Later after the boys and the accompanying adults left, I reflected on this incident and wished that I would have had the presence of mind to respond to Jason’s question. Do dogs really have emotions that could be identified as love or affection for one another? Or is the mating of a female and male only a physical attraction, explained by strong hormonal signals? That night, my husband laughed when I told him Jason’s question and said his response would probably have been, “Well, if you could have seen how fast they mated in the barn that day…”
But, seriously, we both have noticed other signs of affection between these two dogs, outside of Abbie’s menstrual cycle. When they are first let out of their kennels to take a walk, Abbie runs over to Cap and teases him with little nips on his neck. It’s clear that Cap is annoyed by this attention and tries to either get away or come to one of us for protection. This behavior appears playful, but to me it also communicates a desire that Abbie has to be noticed, even if a little aggressively.
When the two dogs are in a more relaxed state, sitting next to each other, Abbie will lean over to Cap and nuzzle him and lick his face which Cap receives stoically. While I don’t like to compare or equate animal behavior to humans, it almost seems like Cap is playing the conventional male who is embarrassed by a public show of affection, while Abbie just lets her emotions rule her behavior. She really likes her mate!

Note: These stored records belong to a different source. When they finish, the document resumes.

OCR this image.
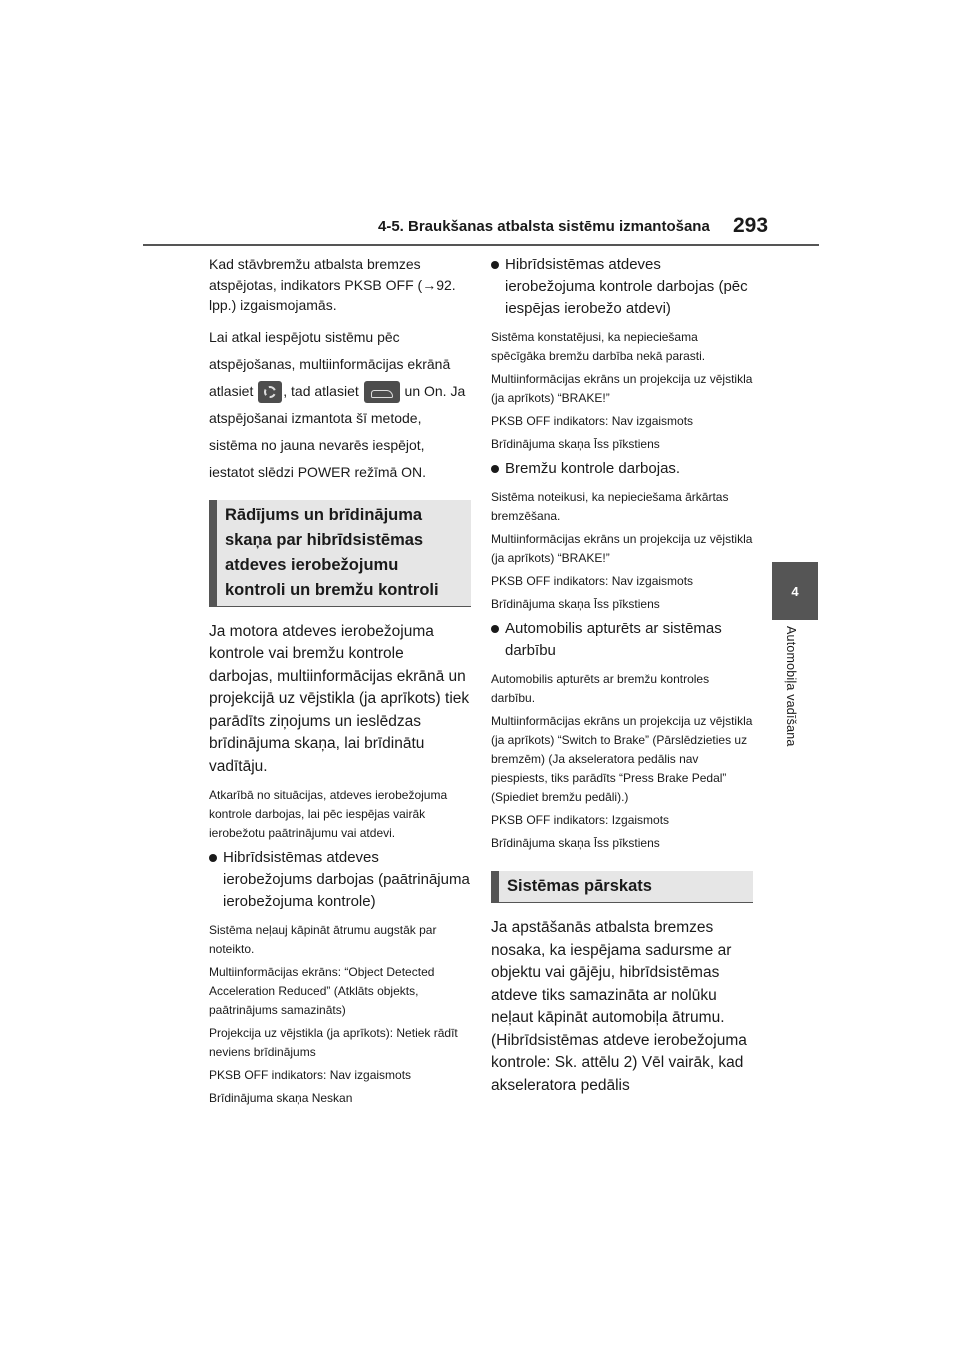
4-5. Braukšanas atbalsta sistēmu izmantošana 293
4
Automobiļa vadīšana

Kad stāvbremžu atbalsta bremzes atspējotas, indikators PKSB OFF (→92. lpp.) izgaismojamās.

Lai atkal iespējotu sistēmu pēc atspējošanas, multiinformācijas ekrānā atlasiet , tad atlasiet	un On. Ja atspējošanai izmantota šī metode, sistēma no jauna nevarēs iespējot, iestatot slēdzi POWER režīmā ON.

Rādījums un brīdinājuma skaņa par hibrīdsistēmas atdeves ierobežojumu kontroli un bremžu kontroli

Ja motora atdeves ierobežojuma kontrole vai bremžu kontrole darbojas, multiinformācijas ekrānā un projekcijā uz vējstikla (ja aprīkots) tiek parādīts ziņojums un ieslēdzas brīdinājuma skaņa, lai brīdinātu vadītāju.

Atkarībā no situācijas, atdeves ierobežojuma kontrole darbojas, lai pēc iespējas vairāk ierobežotu paātrinājumu vai atdevi.

Hibrīdsistēmas atdeves ierobežojums darbojas (paātrinājuma ierobežojuma kontrole)

Sistēma neļauj kāpināt ātrumu augstāk par noteikto.

Multiinformācijas ekrāns: “Object Detected Acceleration Reduced” (Atklāts objekts, paātrinājums samazināts)

Projekcija uz vējstikla (ja aprīkots): Netiek rādīt neviens brīdinājums

PKSB OFF indikators: Nav izgaismots

Brīdinājuma skaņa Neskan

Hibrīdsistēmas atdeves ierobežojuma kontrole darbojas (pēc iespējas ierobežo atdevi)

Sistēma konstatējusi, ka nepieciešama spēcīgāka bremžu darbība nekā parasti.

Multiinformācijas ekrāns un projekcija uz vējstikla (ja aprīkots) “BRAKE!”

PKSB OFF indikators: Nav izgaismots

Brīdinājuma skaņa Īss pīkstiens

Bremžu kontrole darbojas.

Sistēma noteikusi, ka nepieciešama ārkārtas bremzēšana.

Multiinformācijas ekrāns un projekcija uz vējstikla (ja aprīkots) “BRAKE!”

PKSB OFF indikators: Nav izgaismots

Brīdinājuma skaņa Īss pīkstiens

Automobilis apturēts ar sistēmas darbību

Automobilis apturēts ar bremžu kontroles darbību.

Multiinformācijas ekrāns un projekcija uz vējstikla (ja aprīkots) “Switch to Brake” (Pārslēdzieties uz bremzēm) (Ja akseleratora pedālis nav piespiests, tiks parādīts “Press Brake Pedal” (Spiediet bremžu pedāli).)

PKSB OFF indikators: Izgaismots

Brīdinājuma skaņa Īss pīkstiens

Sistēmas pārskats

Ja apstāšanās atbalsta bremzes nosaka, ka iespējama sadursme ar objektu vai gājēju, hibrīdsistēmas atdeve tiks samazināta ar nolūku neļaut kāpināt automobiļa ātrumu. (Hibrīdsistēmas atdeve ierobežojuma kontrole: Sk. attēlu 2) Vēl vairāk, kad akseleratora pedālis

In our years of raising and training border collies, I have seen this kind of doggie “love” behavior before, though not as consistent as with Abbie and Cap. Perhaps, as is true for other species, there are unique relationships that seem to point in the direction of selective commitments of loyalty and affection to another, often within their species, but even across species.
Abbie and Cap give us a reminder of the strong bonds that can develop into unconditional love that is lasting and genuine. I think, for example, of the U-tube clip of a crow that had adopted a kitten, accompanying it everywhere – feeding it, protecting it, and even playing with it. When a vet came to observe these animals in the backyard of an elderly couple, she surmised that the bird had chanced on an abandoned kitten and decided to care for it as its own, not realizing the cat was a natural predator of birds.
Then there was the touching video of two elderly female elephants, united in an animal sanctuary after decades of separation as well as mistreatment. Initially, they were kept in separate, adjacent pens for observation, but when they each tried to touch the other with their trunks, their keepers surmised they were ready to be together. Taken out into an open field, the camera caught them walking side by side, entwining their trunks as they strolled along.
We can learn much from animals about forming deep, loving bonds that are lasting.